Le plaisir donne ce que la sagesse promet.
Voltaire

CHOISISSEZ UNE ACTIVITÉ PHYSIQUE QUE VOUS AIMEZ

Que ce soit le taïjiquan ou autre chose, il faut choisir et pratiquer une activité physique pour le plaisir qu’elle nous procure.

Pour la première fois, le Guide alimentaire canadien fait la promotion de l’activité physique. Il mentionne plusieurs activités ludiques notamment les suivantes : « Emmenez vos enfants au parc. Amusez-vous avec eux », « Allez jouer dehors. Jouez au soccer, au basketball, au baseball, au tennis, au badminton, au volleyball ou pratiquez tout autre sport qui vous intéresse. », « Penchez-vous et étirez-vous tout au long de la journée. Essayez de pratiquer le Taïjiquan. »

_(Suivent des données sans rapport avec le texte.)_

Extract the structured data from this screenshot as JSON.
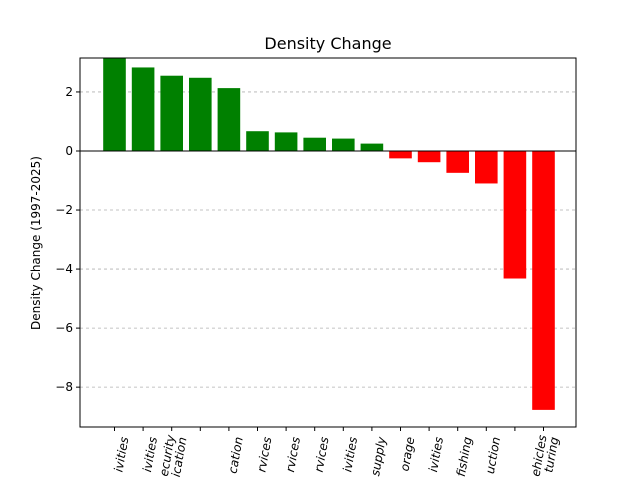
{
  "chart_data": {
    "type": "bar",
    "title": "Density Change",
    "xlabel": "",
    "ylabel": "Density Change (1997-2025)",
    "ylim": [
      -9.35,
      3.15
    ],
    "yticks": [
      2,
      0,
      -2,
      -4,
      -6,
      -8
    ],
    "grid": "y-dashed",
    "categories": [
      [
        "ivities"
      ],
      [
        "ivities"
      ],
      [
        "ecurity",
        "ication"
      ],
      [
        ""
      ],
      [
        "cation"
      ],
      [
        "rvices"
      ],
      [
        "rvices"
      ],
      [
        "rvices"
      ],
      [
        "ivities"
      ],
      [
        "supply"
      ],
      [
        "orage"
      ],
      [
        "ivities"
      ],
      [
        "fishing"
      ],
      [
        "uction"
      ],
      [
        ""
      ],
      [
        "ehicles",
        "turing"
      ]
    ],
    "values": [
      3.15,
      2.83,
      2.55,
      2.48,
      2.13,
      0.67,
      0.63,
      0.45,
      0.42,
      0.25,
      -0.25,
      -0.38,
      -0.74,
      -1.1,
      -4.32,
      -8.77
    ],
    "colors": {
      "positive": "#008000",
      "negative": "#ff0000"
    }
  }
}
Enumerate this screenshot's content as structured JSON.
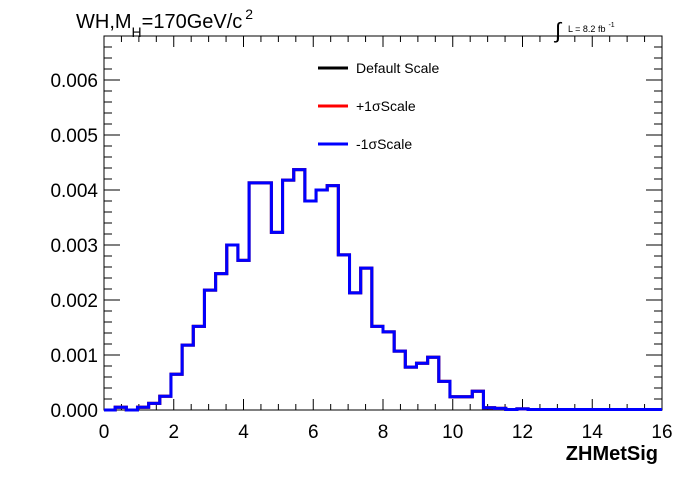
{
  "chart_data": {
    "type": "line",
    "title_parts": {
      "prefix": "WH,M",
      "subscript": "H",
      "mid": "=170GeV/c",
      "superscript": "2"
    },
    "lumi": {
      "label": "L = 8.2 fb",
      "superscript": "-1"
    },
    "xlabel": "ZHMetSig",
    "ylabel": "",
    "xlim": [
      0,
      16
    ],
    "ylim": [
      0,
      0.0068
    ],
    "xticks": [
      0,
      2,
      4,
      6,
      8,
      10,
      12,
      14,
      16
    ],
    "xtick_labels": [
      "0",
      "2",
      "4",
      "6",
      "8",
      "10",
      "12",
      "14",
      "16"
    ],
    "yticks": [
      0,
      0.001,
      0.002,
      0.003,
      0.004,
      0.005,
      0.006
    ],
    "ytick_labels": [
      "0.000",
      "0.001",
      "0.002",
      "0.003",
      "0.004",
      "0.005",
      "0.006"
    ],
    "legend_position": "top-center",
    "grid": false,
    "bin_width": 0.32,
    "bin_start": 0,
    "series": [
      {
        "name": "Default Scale",
        "color": "#000000",
        "values": [
          0,
          5e-05,
          0,
          5e-05,
          0.00012,
          0.00025,
          0.00065,
          0.00118,
          0.00152,
          0.00218,
          0.00248,
          0.003,
          0.00272,
          0.00413,
          0.00413,
          0.00323,
          0.00418,
          0.00437,
          0.0038,
          0.004,
          0.00408,
          0.00282,
          0.00213,
          0.00258,
          0.00152,
          0.00142,
          0.00107,
          0.00078,
          0.00085,
          0.00096,
          0.00052,
          0.00024,
          0.00024,
          0.00034,
          4e-05,
          3e-05,
          1e-05,
          2e-05,
          1e-05,
          1e-05,
          1e-05,
          1e-05,
          1e-05,
          1e-05,
          1e-05,
          1e-05,
          1e-05,
          1e-05,
          1e-05,
          1e-05
        ]
      },
      {
        "name": "+1σScale",
        "color": "#ff0000",
        "values": [
          0,
          5e-05,
          0,
          5e-05,
          0.00012,
          0.00025,
          0.00065,
          0.00118,
          0.00152,
          0.00218,
          0.00248,
          0.003,
          0.00272,
          0.00413,
          0.00413,
          0.00323,
          0.00418,
          0.00437,
          0.0038,
          0.004,
          0.00408,
          0.00282,
          0.00213,
          0.00258,
          0.00152,
          0.00142,
          0.00107,
          0.00078,
          0.00085,
          0.00096,
          0.00052,
          0.00024,
          0.00024,
          0.00034,
          4e-05,
          3e-05,
          1e-05,
          2e-05,
          1e-05,
          1e-05,
          1e-05,
          1e-05,
          1e-05,
          1e-05,
          1e-05,
          1e-05,
          1e-05,
          1e-05,
          1e-05,
          1e-05
        ]
      },
      {
        "name": "-1σScale",
        "color": "#0000ff",
        "values": [
          0,
          5e-05,
          0,
          5e-05,
          0.00012,
          0.00025,
          0.00065,
          0.00118,
          0.00152,
          0.00218,
          0.00248,
          0.003,
          0.00272,
          0.00413,
          0.00413,
          0.00323,
          0.00418,
          0.00437,
          0.0038,
          0.004,
          0.00408,
          0.00282,
          0.00213,
          0.00258,
          0.00152,
          0.00142,
          0.00107,
          0.00078,
          0.00085,
          0.00096,
          0.00052,
          0.00024,
          0.00024,
          0.00034,
          4e-05,
          3e-05,
          1e-05,
          2e-05,
          1e-05,
          1e-05,
          1e-05,
          1e-05,
          1e-05,
          1e-05,
          1e-05,
          1e-05,
          1e-05,
          1e-05,
          1e-05,
          1e-05
        ]
      }
    ]
  }
}
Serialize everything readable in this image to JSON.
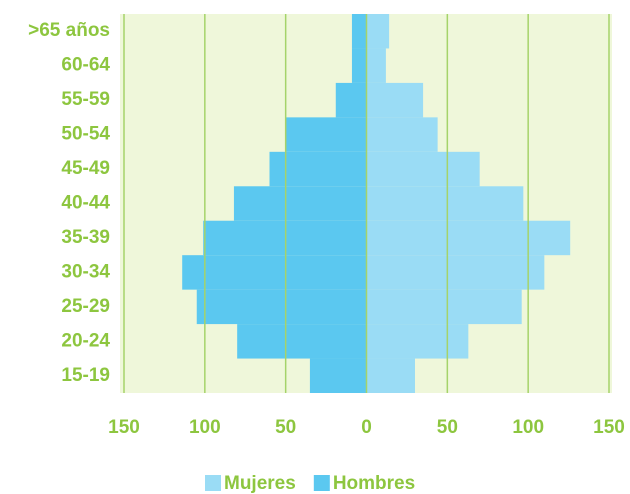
{
  "chart_data": {
    "type": "pyramid",
    "categories": [
      "15-19",
      "20-24",
      "25-29",
      "30-34",
      "35-39",
      "40-44",
      "45-49",
      "50-54",
      "55-59",
      "60-64",
      ">65 años"
    ],
    "series": [
      {
        "name": "Mujeres",
        "color": "#9adcf5",
        "values": [
          30,
          63,
          96,
          110,
          126,
          97,
          70,
          44,
          35,
          12,
          14
        ]
      },
      {
        "name": "Hombres",
        "color": "#5bc8f0",
        "values": [
          -35,
          -80,
          -105,
          -114,
          -101,
          -82,
          -60,
          -50,
          -19,
          -9,
          -9
        ]
      }
    ],
    "xlim": [
      -150,
      150
    ],
    "xticks": [
      {
        "value": -150,
        "label": "150"
      },
      {
        "value": -100,
        "label": "100"
      },
      {
        "value": -50,
        "label": "50"
      },
      0,
      50,
      100,
      150
    ],
    "grid": true,
    "legend": "bottom"
  }
}
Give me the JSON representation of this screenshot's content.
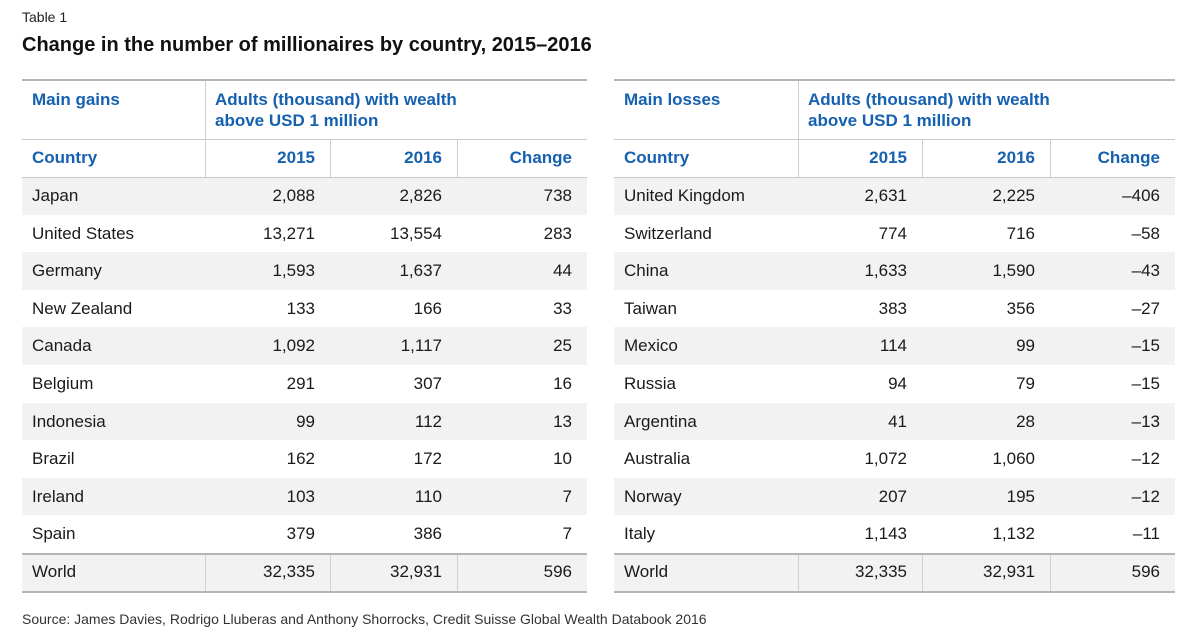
{
  "label": "Table 1",
  "title": "Change in the number of millionaires by country, 2015–2016",
  "tables": [
    {
      "group": "Main gains",
      "measure": [
        "Adults (thousand) with wealth",
        "above USD 1 million"
      ],
      "columns": [
        "Country",
        "2015",
        "2016",
        "Change"
      ],
      "rows": [
        [
          "Japan",
          "2,088",
          "2,826",
          "738"
        ],
        [
          "United States",
          "13,271",
          "13,554",
          "283"
        ],
        [
          "Germany",
          "1,593",
          "1,637",
          "44"
        ],
        [
          "New Zealand",
          "133",
          "166",
          "33"
        ],
        [
          "Canada",
          "1,092",
          "1,117",
          "25"
        ],
        [
          "Belgium",
          "291",
          "307",
          "16"
        ],
        [
          "Indonesia",
          "99",
          "112",
          "13"
        ],
        [
          "Brazil",
          "162",
          "172",
          "10"
        ],
        [
          "Ireland",
          "103",
          "110",
          "7"
        ],
        [
          "Spain",
          "379",
          "386",
          "7"
        ]
      ],
      "total": [
        "World",
        "32,335",
        "32,931",
        "596"
      ]
    },
    {
      "group": "Main losses",
      "measure": [
        "Adults (thousand) with wealth",
        "above USD 1 million"
      ],
      "columns": [
        "Country",
        "2015",
        "2016",
        "Change"
      ],
      "rows": [
        [
          "United Kingdom",
          "2,631",
          "2,225",
          "–406"
        ],
        [
          "Switzerland",
          "774",
          "716",
          "–58"
        ],
        [
          "China",
          "1,633",
          "1,590",
          "–43"
        ],
        [
          "Taiwan",
          "383",
          "356",
          "–27"
        ],
        [
          "Mexico",
          "114",
          "99",
          "–15"
        ],
        [
          "Russia",
          "94",
          "79",
          "–15"
        ],
        [
          "Argentina",
          "41",
          "28",
          "–13"
        ],
        [
          "Australia",
          "1,072",
          "1,060",
          "–12"
        ],
        [
          "Norway",
          "207",
          "195",
          "–12"
        ],
        [
          "Italy",
          "1,143",
          "1,132",
          "–11"
        ]
      ],
      "total": [
        "World",
        "32,335",
        "32,931",
        "596"
      ]
    }
  ],
  "source": "Source: James Davies, Rodrigo Lluberas and Anthony Shorrocks, Credit Suisse Global Wealth Databook 2016"
}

Le Cepsum vient d’avoir une belle initiative et de mettre sur pied le programme « Ma santé au sommet » , qui invite la communauté universitaire à adopter de saines habitudes de vie, dont l’exercice. Le programme est riche d’informations. Il propose un grand choix d’activités physiques et ludiques, dont les activités du Cepsum même qui comprennent du taïjiquan.

De plus en plus, le plaisir remplace la discipline. De plus en plus, l’objectif est le plaisir et non les résultats, même si ceux-ci sont au rendez-vous. Les résultats sont même décuplés quand l’accent est mis sur le plaisir, car le plaisir assure une assiduité facile et bienfaisante. Non seulement, « l’adhésion à long terme est essentiellement liée à la satisfaction, au plaisir que les individus tirent de leur pratique. » Mais aussi : « le plaisir, ou plutôt la construction d’une relation de plaisir à la pratique des Activités physiques et de Santé (APS), doit donc être considéré comme l’acquisition fondamentale en Éducation physique et de Santé (EPS). » Source : Centre de l’Activité Physique et Sportive (EPS).

L’augmentation du décrochage scolaire préoccupe beaucoup. Certains veulent arrêter la réforme. D’autres veulent resserrer la discipline, ramener le vouvoiement (Allo !? Vous êtes-tu sérieux ?). On discute sur les méthodes d’enseignement, les programmes scolaires, les objectifs de l’éducation, etc. Et si les jeunes n’aimaient simplement pas l’école et ce qu’ils y font ? Ne faudrait-il pas se mettre à l’écoute des jeunes et faire une plus grande place au plaisir dans l’école ? Comment peut-on donner et développer le goût de l’école ?

La vie sans plaisir est une mort hideuse.